There could be no delay in our watching Return of the Jedi so that all of the questions could be answered, but there was a bit of technical issue.
We don’t own copies of the Star Wars DVDs, so I had been recording the movies on Spike TV. Not only was it a challenge to quickly scroll through the amazingly inappropriate commercials, but it would seem that the network’s programming schedules were all off kilter, and even though I set our DVR to record long past the scheduled end times for each movie, I could tell right away with Jedi that we were going to miss the ending. Never fear though: My buddy Mike had the DVD, so we had a short delay in getting to the climactic ending (to date) of the Star Wars saga.
Episode VI: Return of the Jedi
- Trevor question: Why is Yoda so old? Is he gonna die?
- Emily question: Why is Princess Leia wearing that outfit?
- Trevor observation: Yoda’s voice sounds funny.
- Emily’s observation: The Ewoks are so adorable!
Both kids absolutely loved Jabba the Hutt. I remembered him being practically impossible to look at when I originally saw Jedi, what, with his amazing girth, slimy slug-like appearance, but the kids were mesmerized by him. They thought he was funny but also knew that he was very mean, and when a scantily clad Princess Leia choked Jabba to death there was a palpable roar in the Fulton household. They liked seeing him, yet they were glad that he was gone.

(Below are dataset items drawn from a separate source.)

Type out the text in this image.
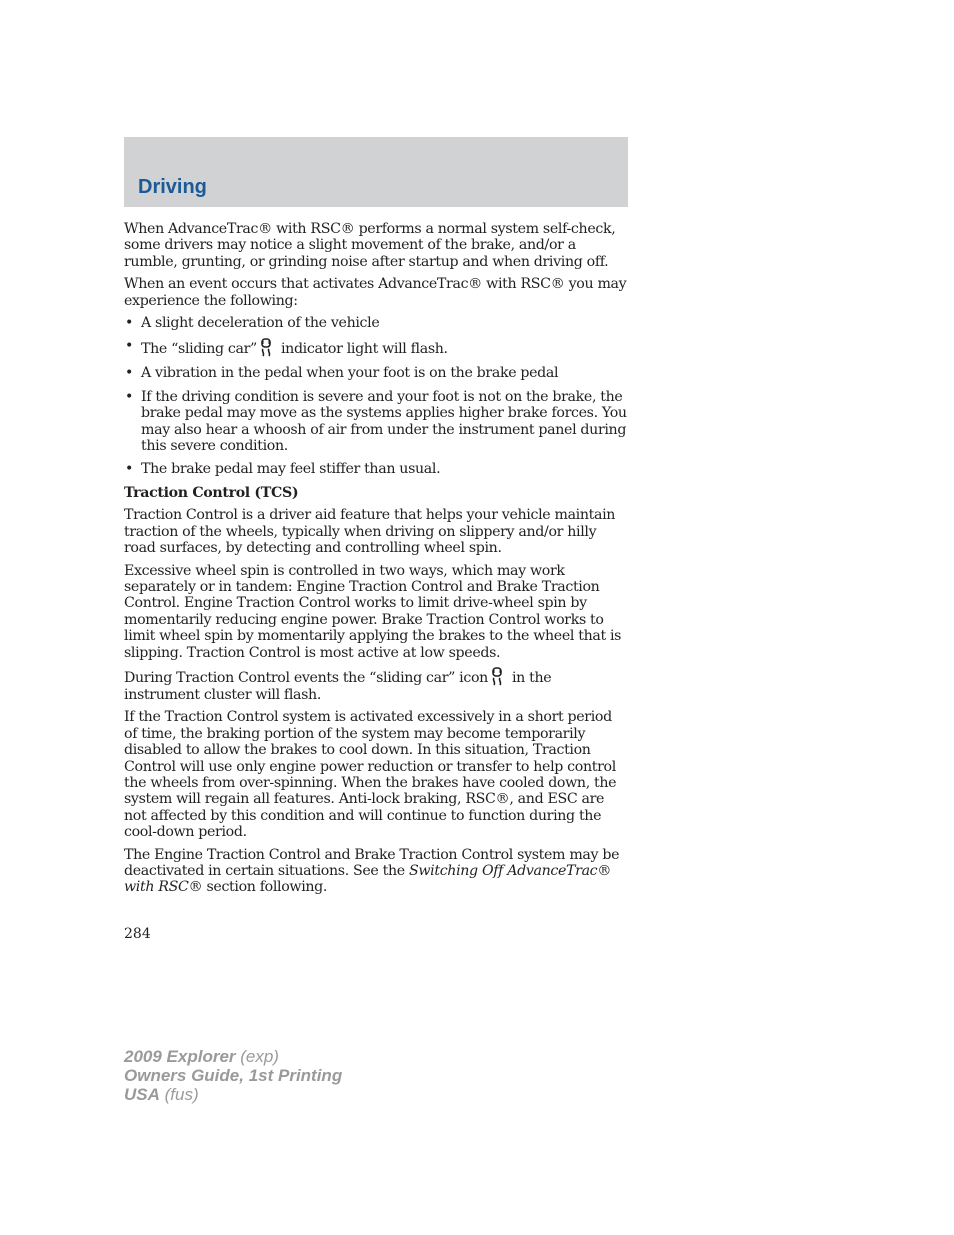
Driving

When AdvanceTrac® with RSC® performs a normal system self-check, some drivers may notice a slight movement of the brake, and/or a rumble, grunting, or grinding noise after startup and when driving off.

When an event occurs that activates AdvanceTrac® with RSC® you may experience the following:

• A slight deceleration of the vehicle
• The “sliding car” indicator light will flash.
• A vibration in the pedal when your foot is on the brake pedal
• If the driving condition is severe and your foot is not on the brake, the brake pedal may move as the systems applies higher brake forces. You may also hear a whoosh of air from under the instrument panel during this severe condition.
• The brake pedal may feel stiffer than usual.
Traction Control (TCS)

Traction Control is a driver aid feature that helps your vehicle maintain traction of the wheels, typically when driving on slippery and/or hilly road surfaces, by detecting and controlling wheel spin.

Excessive wheel spin is controlled in two ways, which may work separately or in tandem: Engine Traction Control and Brake Traction Control. Engine Traction Control works to limit drive-wheel spin by momentarily reducing engine power. Brake Traction Control works to limit wheel spin by momentarily applying the brakes to the wheel that is slipping. Traction Control is most active at low speeds.

During Traction Control events the “sliding car” icon in the instrument cluster will flash.

If the Traction Control system is activated excessively in a short period of time, the braking portion of the system may become temporarily disabled to allow the brakes to cool down. In this situation, Traction Control will use only engine power reduction or transfer to help control the wheels from over-spinning. When the brakes have cooled down, the system will regain all features. Anti-lock braking, RSC®, and ESC are not affected by this condition and will continue to function during the cool-down period.

The Engine Traction Control and Brake Traction Control system may be deactivated in certain situations. See the Switching Off AdvanceTrac® with RSC® section following.

284
2009 Explorer (exp)
Owners Guide, 1st Printing
USA (fus)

Just like Trevor struggled with shortened names or nicknames, Emily had a tough time remembering that it was Boba Fett the bounty hunter and Jabba the Hutt, evil crime boss. She thought the name was Boba “Fat” and that they were referring to Jabba the Hutt and that it was a little mean to be calling him fat. We paused, I explained and all was well.
Jedi moves along nicely with Luke and Vader continuing the father-son dance, and now it is revealed that Leia is Luke’s twin sister, so we all flashed back to the seemingly innocent kiss that Leia laid on Luke in one of the earlier movies, and that combined with the fact that it was fairly well established that Luke was crushing on Leia, and yeah, it was a little uncomfortable in our living room for a few minutes while I tried to explain.
- Gross! They are brother and sister and they kissed! (No big deal, just an innocent kiss.)
- But Luke has a crush on her! (Maybe, but we’ve been seeing that she and Han are definitely in love, right?)
- But she kissed Luke! Gross. (Sigh.)
Ewoks, Muppets, too much music, some over-the-top romance and just too much C3PO make Jedi my least favorite of the three. In fact, it is my least favorite of the six Star Wars movies made to date. The only thing that could make it worse would be the inclusion of Jar Jar Binks.
But Jedi has a distinctly satisfying ending, as things are blown to bits (good-bye Death Star II), good triumphs over evil and all questions are answered.
Once we finished our viewing of Jedi and we had completed our Fulton family tour of the original three movies I asked both kids which movie they enjoyed the most (and why), and what character was their favorite:
- Favorite movie: The Empire Strikes Back. It was his favorite because he liked seeing Yoda’s house and the monster that lived in Yoda’s swamp.
- Favorite character: Yoda.
- Favorite movie: Return of the Jedi. It was her favorite movie for a few reasons. First, she loves, loves, LOVES the Ewoks, especially the baby Ewoks. Finally, she was terrified to see Darth Vader’s shiny helmet come off for fear of what she would see, but she had tremendous sympathy for him when she saw his sad, Humpty Dumpty-like face. She was so thrilled that his heart had softened and that Luke was right – there was some good inside him.
- Favorite character: Obi-Wan Kenobi.
My kids struggle to see the good in each other, as they argue about sleeping on the top bunk and fight over sharing toys, but they are in agreement that Star Wars was a lot of fun to watch and they are thrilled to tell anyone that good is always better than evil.
And that Chewbacca is a Wookie, not a monkey.